Da wir heuer bereits einen Kurzurlaub in Barcelona absolviert hatten, verspürten wir keine große Lust nochmals das Weite zu suchen und beschlossen daher, unsere Sippe in Kärnten heimzusuchen und uns dem intensiven Herumlungern (weltmännisch: dolce far niente) herzugeben. Diese Entscheidung wurde nicht zuletzt durch die Tatsache bedingt, dass mein Herr Smart dringend eine technische Kontrolle samt dem dazugehörigen „Pickerl“ benötigte, wofür wiederum Joachim (seines Zeichens Automechaniker, Ehemann der älteren Nichte und zugleich Beschaffer von meinen Auto) zuständig ist.

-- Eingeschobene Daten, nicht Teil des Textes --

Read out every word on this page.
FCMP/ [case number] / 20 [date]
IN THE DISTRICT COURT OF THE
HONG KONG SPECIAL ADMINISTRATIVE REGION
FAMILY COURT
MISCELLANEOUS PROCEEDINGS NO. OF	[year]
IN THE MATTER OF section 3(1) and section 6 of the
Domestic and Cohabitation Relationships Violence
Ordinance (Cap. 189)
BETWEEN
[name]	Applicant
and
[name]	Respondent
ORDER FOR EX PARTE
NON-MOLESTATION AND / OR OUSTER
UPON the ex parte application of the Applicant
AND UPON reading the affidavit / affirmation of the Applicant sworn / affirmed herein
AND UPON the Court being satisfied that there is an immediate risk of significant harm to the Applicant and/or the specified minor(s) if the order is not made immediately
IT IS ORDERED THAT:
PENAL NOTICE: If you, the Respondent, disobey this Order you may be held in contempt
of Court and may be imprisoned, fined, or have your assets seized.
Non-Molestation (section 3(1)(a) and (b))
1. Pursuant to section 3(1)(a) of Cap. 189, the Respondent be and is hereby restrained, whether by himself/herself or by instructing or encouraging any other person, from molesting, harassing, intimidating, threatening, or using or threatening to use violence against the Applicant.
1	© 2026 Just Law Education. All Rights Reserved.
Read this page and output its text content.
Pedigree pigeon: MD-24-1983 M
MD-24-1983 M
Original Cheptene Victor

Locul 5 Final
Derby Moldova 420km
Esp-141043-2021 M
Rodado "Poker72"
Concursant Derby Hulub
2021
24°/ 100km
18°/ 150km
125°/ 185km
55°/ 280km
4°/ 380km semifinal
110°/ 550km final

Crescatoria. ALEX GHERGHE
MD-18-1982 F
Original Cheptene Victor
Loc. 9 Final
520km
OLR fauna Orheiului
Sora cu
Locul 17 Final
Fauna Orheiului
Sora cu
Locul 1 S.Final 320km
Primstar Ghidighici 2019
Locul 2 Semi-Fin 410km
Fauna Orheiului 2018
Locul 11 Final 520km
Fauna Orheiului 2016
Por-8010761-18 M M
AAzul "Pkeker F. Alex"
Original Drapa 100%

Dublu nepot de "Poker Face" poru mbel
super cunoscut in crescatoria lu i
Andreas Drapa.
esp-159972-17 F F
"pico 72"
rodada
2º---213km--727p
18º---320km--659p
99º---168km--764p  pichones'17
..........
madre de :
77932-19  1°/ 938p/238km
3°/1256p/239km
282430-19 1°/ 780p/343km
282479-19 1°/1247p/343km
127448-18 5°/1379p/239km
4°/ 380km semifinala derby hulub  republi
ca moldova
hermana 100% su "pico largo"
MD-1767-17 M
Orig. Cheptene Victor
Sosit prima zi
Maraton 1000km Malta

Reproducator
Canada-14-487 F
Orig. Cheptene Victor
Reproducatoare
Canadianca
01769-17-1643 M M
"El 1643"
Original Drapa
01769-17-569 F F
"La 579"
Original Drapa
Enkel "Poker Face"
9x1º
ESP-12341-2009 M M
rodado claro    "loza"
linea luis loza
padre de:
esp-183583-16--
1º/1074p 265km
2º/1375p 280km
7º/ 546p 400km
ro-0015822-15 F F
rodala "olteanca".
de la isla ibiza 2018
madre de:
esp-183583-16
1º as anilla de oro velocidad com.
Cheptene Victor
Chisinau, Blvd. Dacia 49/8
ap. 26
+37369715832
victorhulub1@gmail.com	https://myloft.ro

Ich gab unseren Nichten den bevorstehenden Überfall per Mail bekannt und da mich der Teufel geritten hat, habe ich es scherzhafter weise folgendermaßen formuliert: „Gnedige Frau. Ich informire inen, das ich ab 1. august fir ajne woche fraj bin und werde komen um fir inen zu kochen liwanzen und andere fajne sachen. Hechachtungsfol, ihre bemische kechin“

Für jene, die es vielleicht nicht wissen: in der Österreichisch-Ungarischen Monarchie stellten die böhmischen Länder die Handwerker und Köchinnen bei, beides damals sehr begehrt. Ein vornehmes Haus war erst dann richtig vornehm, wenn es sich mit einer echten böhmischen Köchin rühmen konnte. Man ließ das Gewand bei einem böhmischen Schneider anfertigen, die feinen Schneider nannten sich Damensalons bzw. Herrenausstatter und noch heute gibt es in Wien den, vormals böhmischen, Herrenausstatter KNIZE, dessen Preise ebenso fürstlich sind wie der Name des Gründers (Knize = Fürst). Wer auf sich hielt, trug sein Schuhwerk selbstverständlich von einem böhmischen Schuster maßgeschneidert. Die, in Altösterreich ansässigen Tschechen sprachen ein „verböhmischtes“ Deutsch, bei dem die Satzstellung verkehrt und die Umlautbuchstaben konsequent ignoriert wurden. Man „bemakelte“ eben. Obwohl ich auf Grund meiner Herkunft alle Voraussetzungen für ein tadelloses Bemakeln hätte, ist es mir leider nie gelungen, diese amüsante Sprachverzerrung wiederzugeben und zuweilen gifte ich mich über die ebenso perfekten wie köstlichen Darbietungen des Schlagersängers Peter Alexander (in Pilsen geboren) oder des Schauspielers Maxi Böhm (aus dem Nordböhmischen Reichenberg, leider bereits verstorben) sowie Fritz Muliars (unübertroffen als der brave Soldat Schwejk).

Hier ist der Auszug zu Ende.